I don't have time now to get into the whole language framing issues, but it was a pet cause of mine in 04, and when I first heard Obama speak I knew he got it.

Unfortunately, liberals only seem to hear what they don't want to hear when it comes to him. For some reason I cannot fathom. (At least not in the next five minutes.)

Roxanne

"Uh, what crisis?" is eRobin's most likely response (sorry to speak for you, hon).

As for "language framing issues," I think it was invented by one of those greek fellers.

eRobin

I'm always happy to hear that Obama has a secret plan to advance progressive causes. As I've said, it's pretty much what I'm clinging to this year.

On SocSec: There is no crisis. To discuss fixing it at all with people who only want to destroy it is to begin from a position of enormous weakness. It didn't do us any good when Clinton used the word "crisis," and I'm not sure that Obama is slicker or more progressive at heart than Clinton, but I guess we'll find out.

Tn

Tony: Ending poverty in the United States doesn't mean making everyone robotically equal. Nor is it laying claim to the possibility of a magical utopia.

Look, we are (still, for now) the richest nation on earth, and yet we are surpassed by many others in providing health care to all citizens, college educations, and knowing that citizens will not be spending their senior years in fear of such basic wants such as heating oil, housing, or food. Nor should any veteran or family have to be living on the street in this day and age.

It is criminal in the 21st century U.S. that any persons, including children or the elderly, go to bed hungry. Or that people fear winding up on the street.

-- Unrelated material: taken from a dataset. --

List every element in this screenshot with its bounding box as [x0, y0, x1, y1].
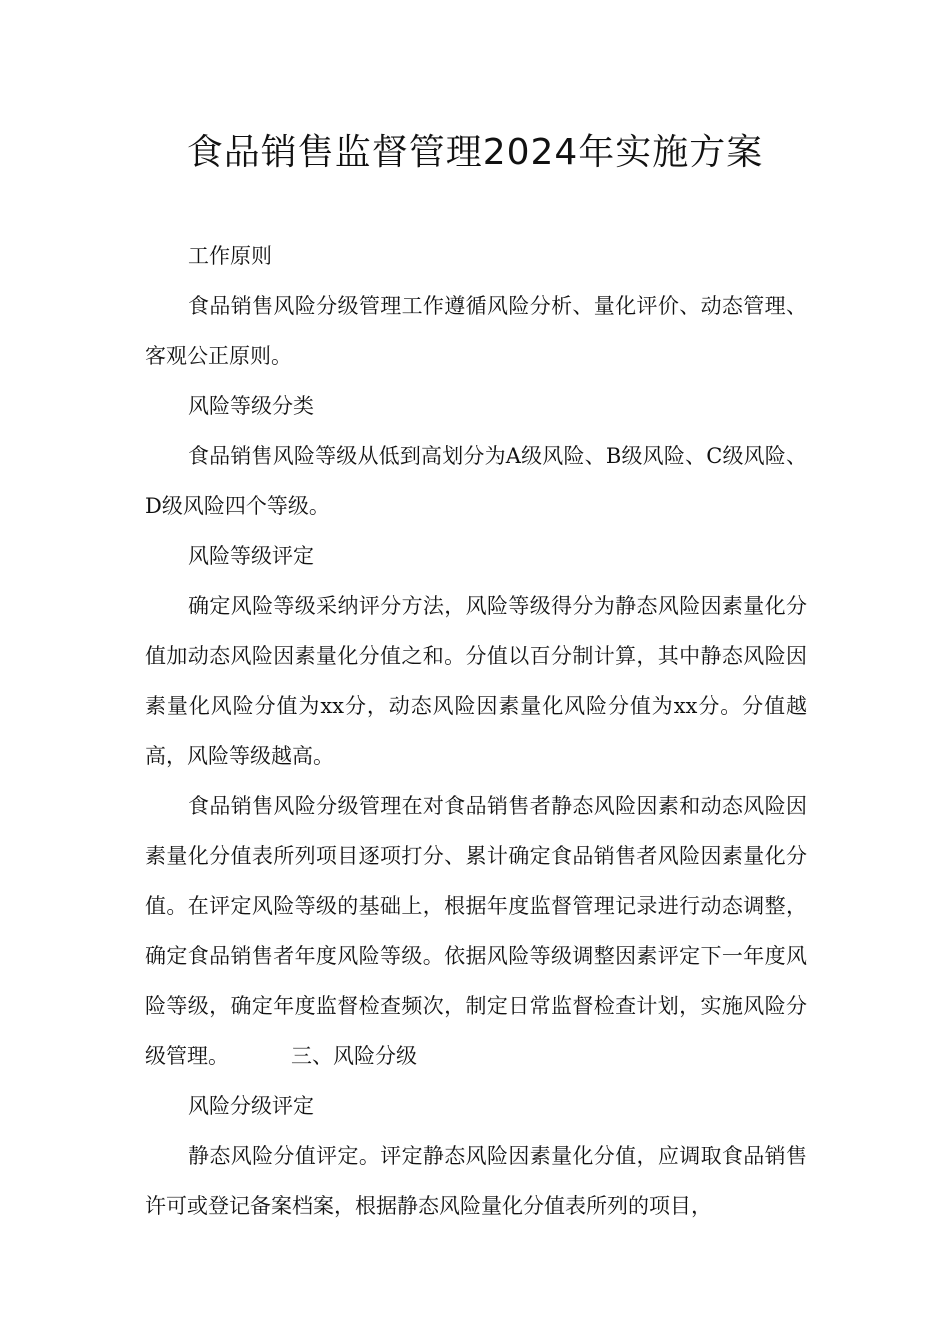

What is that saying about how some say why? And others say why not? I think it was JFK quoting a damned socialist, George Bernard Shaw, in his memorable address to the nation.

Tn

That being said, I thought Senator Obama's opening statement in the debate was superior to Senator Clinton's, bringing in Edwards and addressing American poverty. She clearly won on all other counts, however, with the sole exception of Iraq ... where I need to ... see it played again ... Sam .. available on youtube.

Blessings and possibilities of the internet. Not utopia.